I wanted to use some new schemas and a Map Design Lab mash-up to make this map. I will show you three mash-up schemas below. All of them are based off of board game systems I own and love, because I haven’t had time to play many games recently.

In the end, I kept the the World War II Undaunted Normandy-inspired card game theme mixed with the classic Cassini French Cartography style. I just preferred the legend styling and map organization with on this one compared to the other outputs. It’s a map style mash-up! Cool!

You’ll noticed that the board game schemas aren’t posted anywhere online yet. There’s a reason for that. They were made with a new WebMapGPT agent I’ve built called Map Styler. These were the first design schemas I created with the actual GPT. They are prototype and QA outputs. The original design schemas were designed in a different place, not using a specialized GPT. I took what I learned from making those to create a GPT tool I can share with the world.

I will release Map Styler shortly – maybe tomorrow depending on how fried I am after work. It will allow you to write a simple prompt and create detailed design schemas (essentially what are used in the Map Design Lab) of your own.

For example, in the examples shown below, I asked the GPT to create schemes based off board games I was looking at on a cart in my garage. You can make design schema from almost anything – the backs of DVD covers work, Ravesnburger puzzle box layouts, Ikea furniture catalog designs… Yup, I’ve been playing around a lot. You can make some seriously cool designs by mixing them together!

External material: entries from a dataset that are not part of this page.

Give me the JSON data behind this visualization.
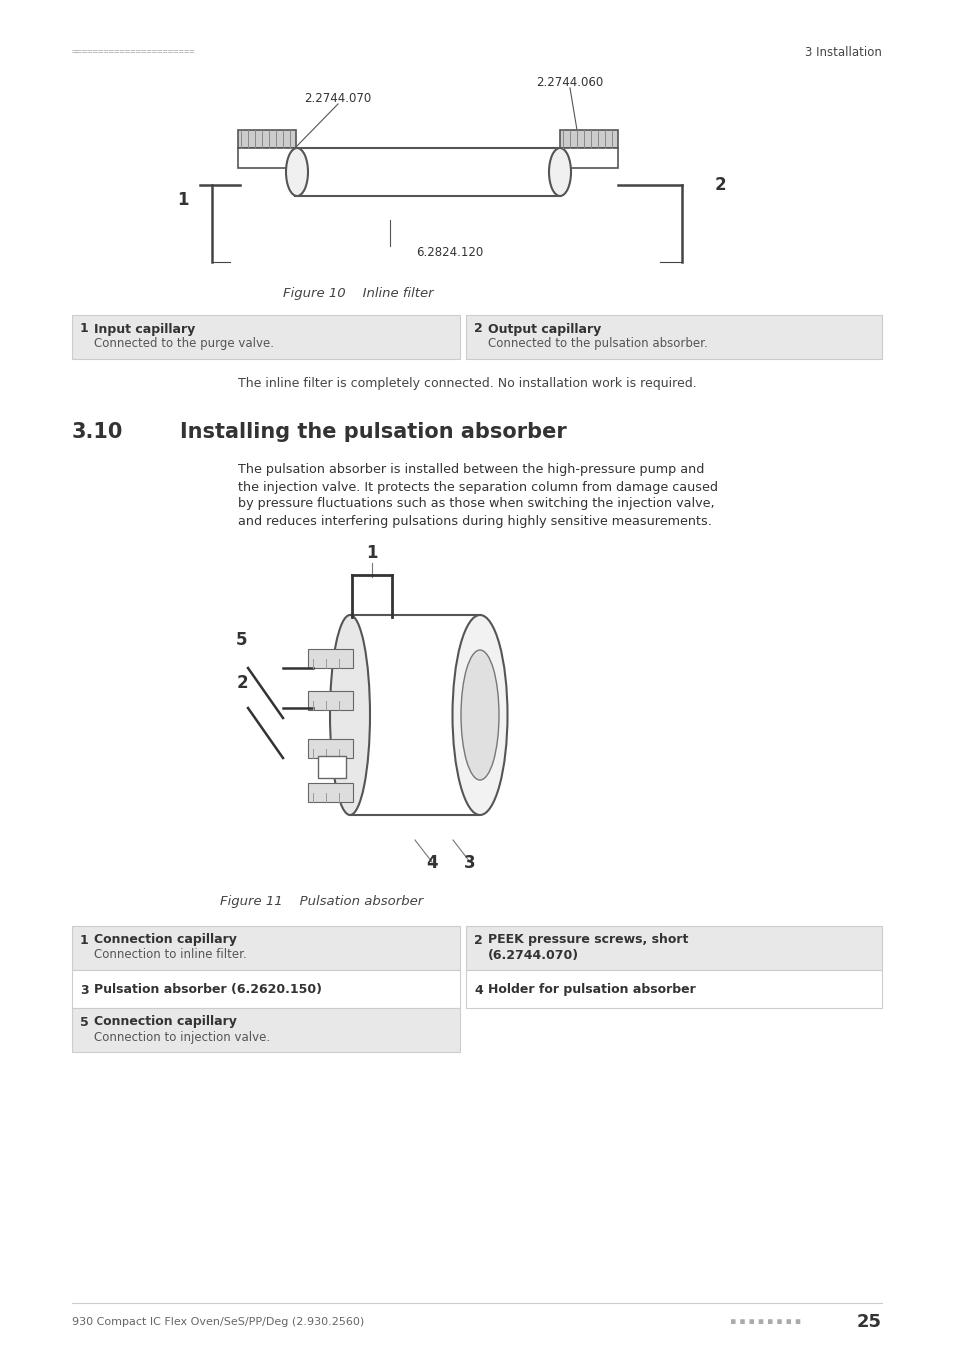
{
  "page_bg": "#ffffff",
  "header_dots_color": "#aaaaaa",
  "header_text_right": "3 Installation",
  "fig10_caption": "Figure 10    Inline filter",
  "fig11_caption": "Figure 11    Pulsation absorber",
  "inline_note": "The inline filter is completely connected. No installation work is required.",
  "section_num": "3.10",
  "section_title": "Installing the pulsation absorber",
  "body_lines": [
    "The pulsation absorber is installed between the high-pressure pump and",
    "the injection valve. It protects the separation column from damage caused",
    "by pressure fluctuations such as those when switching the injection valve,",
    "and reduces interfering pulsations during highly sensitive measurements."
  ],
  "table1": {
    "row1_left_num": "1",
    "row1_left_title": "Input capillary",
    "row1_left_sub": "Connected to the purge valve.",
    "row1_right_num": "2",
    "row1_right_title": "Output capillary",
    "row1_right_sub": "Connected to the pulsation absorber."
  },
  "table2": {
    "row1_left_num": "1",
    "row1_left_title": "Connection capillary",
    "row1_left_sub": "Connection to inline filter.",
    "row1_right_num": "2",
    "row1_right_title": "PEEK pressure screws, short",
    "row1_right_sub": "(6.2744.070)",
    "row2_left_num": "3",
    "row2_left_title": "Pulsation absorber (6.2620.150)",
    "row2_right_num": "4",
    "row2_right_title": "Holder for pulsation absorber",
    "row3_left_num": "5",
    "row3_left_title": "Connection capillary",
    "row3_left_sub": "Connection to injection valve."
  },
  "footer_left": "930 Compact IC Flex Oven/SeS/PP/Deg (2.930.2560)",
  "footer_page": "25",
  "shaded_row_color": "#e8e8e8",
  "white_row_color": "#ffffff",
  "border_color": "#cccccc",
  "label1_060": "2.2744.060",
  "label1_070": "2.2744.070",
  "label1_6824": "6.2824.120"
}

And rest assured, the tool never copies any trademarked or copyrighted icons, logos, etc. It creates a map style scheme inspired by what you ask it to do research on – not copying directly. It’s amazing. It’s fun. And it just sped up the cartographic process significantly! Anyone who has played Bohnanza knows that the overly saturated yellow map with eye-burning red font is spot on. Design inspiration and mixing is merely a prompt away now. No coding required. No GUIs required. Just a half-decent prompt.

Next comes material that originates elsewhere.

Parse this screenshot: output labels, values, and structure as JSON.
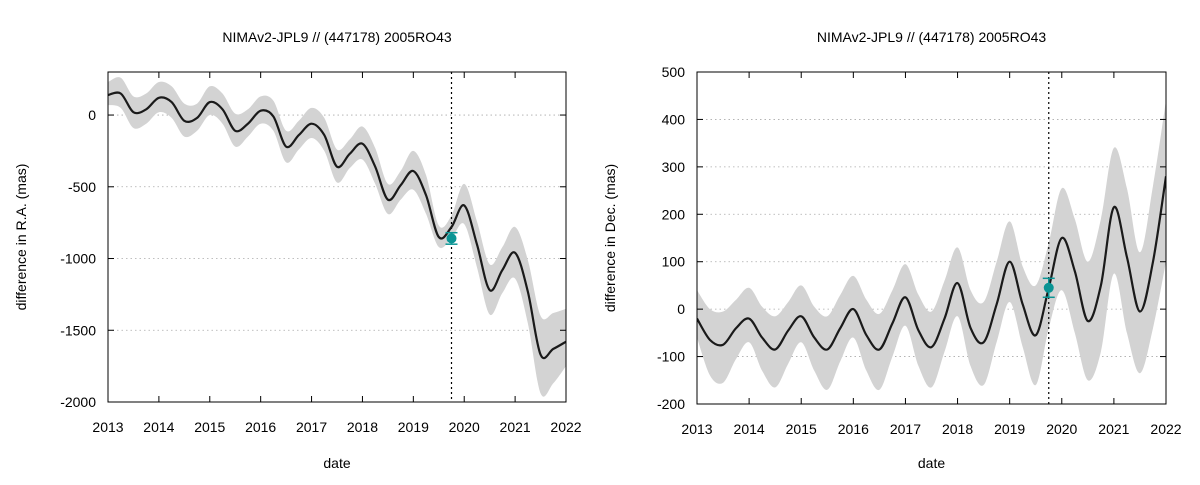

Map Styler will be announced on the WebMapGPT Blog soon. So if you’re interested, stay tuned.

But anyway… snakes! Blasted snakes! Yikes!

Today’s map shows where 60 of the world’s most toxic snakes live (roughly).

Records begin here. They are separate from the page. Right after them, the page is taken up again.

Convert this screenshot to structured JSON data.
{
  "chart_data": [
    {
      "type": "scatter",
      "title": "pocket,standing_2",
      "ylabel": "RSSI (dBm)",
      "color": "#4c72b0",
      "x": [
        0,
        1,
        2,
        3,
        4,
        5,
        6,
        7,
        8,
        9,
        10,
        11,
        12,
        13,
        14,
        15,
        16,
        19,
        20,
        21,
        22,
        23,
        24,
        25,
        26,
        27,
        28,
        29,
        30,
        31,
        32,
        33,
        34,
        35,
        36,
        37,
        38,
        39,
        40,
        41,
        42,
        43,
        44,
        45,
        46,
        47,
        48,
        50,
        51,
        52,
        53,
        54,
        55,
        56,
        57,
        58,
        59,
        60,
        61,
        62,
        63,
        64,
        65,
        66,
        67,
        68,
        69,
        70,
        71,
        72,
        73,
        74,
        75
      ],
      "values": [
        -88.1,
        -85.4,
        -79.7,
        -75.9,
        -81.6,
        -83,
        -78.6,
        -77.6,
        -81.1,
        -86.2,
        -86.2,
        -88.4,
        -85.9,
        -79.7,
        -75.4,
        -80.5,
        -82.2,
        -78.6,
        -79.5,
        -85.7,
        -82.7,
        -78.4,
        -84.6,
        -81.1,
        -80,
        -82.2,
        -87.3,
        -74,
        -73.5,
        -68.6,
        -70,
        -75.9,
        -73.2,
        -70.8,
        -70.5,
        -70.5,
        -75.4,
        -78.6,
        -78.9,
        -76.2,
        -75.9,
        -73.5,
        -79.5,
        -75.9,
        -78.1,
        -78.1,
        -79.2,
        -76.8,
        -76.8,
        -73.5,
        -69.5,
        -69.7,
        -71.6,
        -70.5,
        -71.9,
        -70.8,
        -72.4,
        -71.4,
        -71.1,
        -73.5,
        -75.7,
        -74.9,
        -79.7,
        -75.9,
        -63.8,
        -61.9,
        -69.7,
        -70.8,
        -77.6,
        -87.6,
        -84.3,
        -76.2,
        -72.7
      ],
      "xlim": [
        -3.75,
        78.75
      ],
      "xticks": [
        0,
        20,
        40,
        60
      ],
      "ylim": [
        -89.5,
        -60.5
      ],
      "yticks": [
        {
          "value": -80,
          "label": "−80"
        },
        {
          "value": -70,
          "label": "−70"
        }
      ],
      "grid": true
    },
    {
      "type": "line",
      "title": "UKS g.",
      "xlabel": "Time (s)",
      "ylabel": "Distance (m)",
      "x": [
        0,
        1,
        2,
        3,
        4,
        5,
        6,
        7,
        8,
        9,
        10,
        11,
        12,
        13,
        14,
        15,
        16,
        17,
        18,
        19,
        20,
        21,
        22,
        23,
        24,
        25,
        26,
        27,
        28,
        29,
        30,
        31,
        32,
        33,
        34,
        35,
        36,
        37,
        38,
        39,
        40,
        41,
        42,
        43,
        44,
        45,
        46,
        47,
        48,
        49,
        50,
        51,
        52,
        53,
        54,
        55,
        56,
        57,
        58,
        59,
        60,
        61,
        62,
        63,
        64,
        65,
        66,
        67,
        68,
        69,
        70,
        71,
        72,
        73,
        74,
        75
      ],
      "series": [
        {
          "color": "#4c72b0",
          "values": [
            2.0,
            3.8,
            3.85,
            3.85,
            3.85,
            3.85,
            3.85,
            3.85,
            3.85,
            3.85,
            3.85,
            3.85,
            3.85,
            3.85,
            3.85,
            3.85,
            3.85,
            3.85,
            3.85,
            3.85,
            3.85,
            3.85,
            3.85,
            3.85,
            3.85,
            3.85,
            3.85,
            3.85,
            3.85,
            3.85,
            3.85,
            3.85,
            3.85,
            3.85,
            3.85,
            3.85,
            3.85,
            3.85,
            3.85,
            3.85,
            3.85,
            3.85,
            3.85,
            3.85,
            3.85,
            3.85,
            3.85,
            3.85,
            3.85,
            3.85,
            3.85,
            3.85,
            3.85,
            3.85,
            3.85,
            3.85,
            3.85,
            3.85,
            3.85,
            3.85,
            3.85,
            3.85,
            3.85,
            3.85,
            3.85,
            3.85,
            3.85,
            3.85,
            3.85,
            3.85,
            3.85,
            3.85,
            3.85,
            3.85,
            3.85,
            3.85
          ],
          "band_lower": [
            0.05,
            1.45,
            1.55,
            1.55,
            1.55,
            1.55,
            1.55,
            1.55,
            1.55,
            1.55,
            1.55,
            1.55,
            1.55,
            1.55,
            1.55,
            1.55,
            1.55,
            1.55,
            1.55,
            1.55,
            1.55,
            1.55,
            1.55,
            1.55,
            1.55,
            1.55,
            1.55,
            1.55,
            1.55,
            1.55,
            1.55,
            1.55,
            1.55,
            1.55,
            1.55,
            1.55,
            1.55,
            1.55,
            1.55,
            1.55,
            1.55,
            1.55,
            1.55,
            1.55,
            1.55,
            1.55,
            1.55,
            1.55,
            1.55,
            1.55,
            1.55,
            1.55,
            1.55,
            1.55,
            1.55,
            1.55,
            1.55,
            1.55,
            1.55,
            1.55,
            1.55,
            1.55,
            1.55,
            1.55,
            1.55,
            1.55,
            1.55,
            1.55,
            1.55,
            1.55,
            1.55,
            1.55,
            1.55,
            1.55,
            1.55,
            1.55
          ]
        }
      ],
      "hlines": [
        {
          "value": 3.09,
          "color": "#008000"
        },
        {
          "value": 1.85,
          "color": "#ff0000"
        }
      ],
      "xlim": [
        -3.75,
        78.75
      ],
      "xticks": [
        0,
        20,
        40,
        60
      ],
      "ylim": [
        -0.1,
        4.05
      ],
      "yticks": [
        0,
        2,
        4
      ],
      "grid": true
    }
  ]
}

It’s interactive and designed for kids, parents, and people who randomly might Google or LLM “show me a map of the world’s most poisonous snakes please.” I’m sure this will land on the 47th page  of Google search, but it will be out there, in the wild.

Another prompt cartography artifact. Ta-da!

I hope you enjoy today’s map. It was fun to make. And I can’t wait to get to the next day, because snakes… yuck!


Bohnanza / Family Card-Inspired Game Mash Up Styled Map

Forest Shuffle Game / Cassini Map Mash Up
(Also inspired by Guillaume Touya and the very nice cheese-shop guy in Nantes 🙂

 

The Final Design Version
World War II / Undaunted-Card-Game-System-Inspired Mash Up Map

Pop-up style was designed in one-off prompt without me mentioning it at all, because the schema associated the card styles and layouts to map components.

View Map Here


Web Mapper Prompt (www.webmapgpt.com) Single Prompt for each style.

Please create a fun, educational map about snake ranges for World Snake Day. The audience should be targeted at school children who are fascinated by deadly snakes and may ask Google to find a map. (Add some SEO stuff to the metadata at top, please, about poisonous snake maps, ranges, interactive maps, reliable, etc..) I’m attaching a ton of information and data created by another GPT. Use the data that makes the most sense for the easiest, cleanest presentation on an apache website. There is a readme file that describes what the datasets are and what you can visualize. If there is data on number of deaths, etc., perhaps add proportional circles, etc. Otherwise, just ranges are fine. Perhaps take a look at the data and attached style schema before you begin and provide your best style and dsign suggestion. Thank you!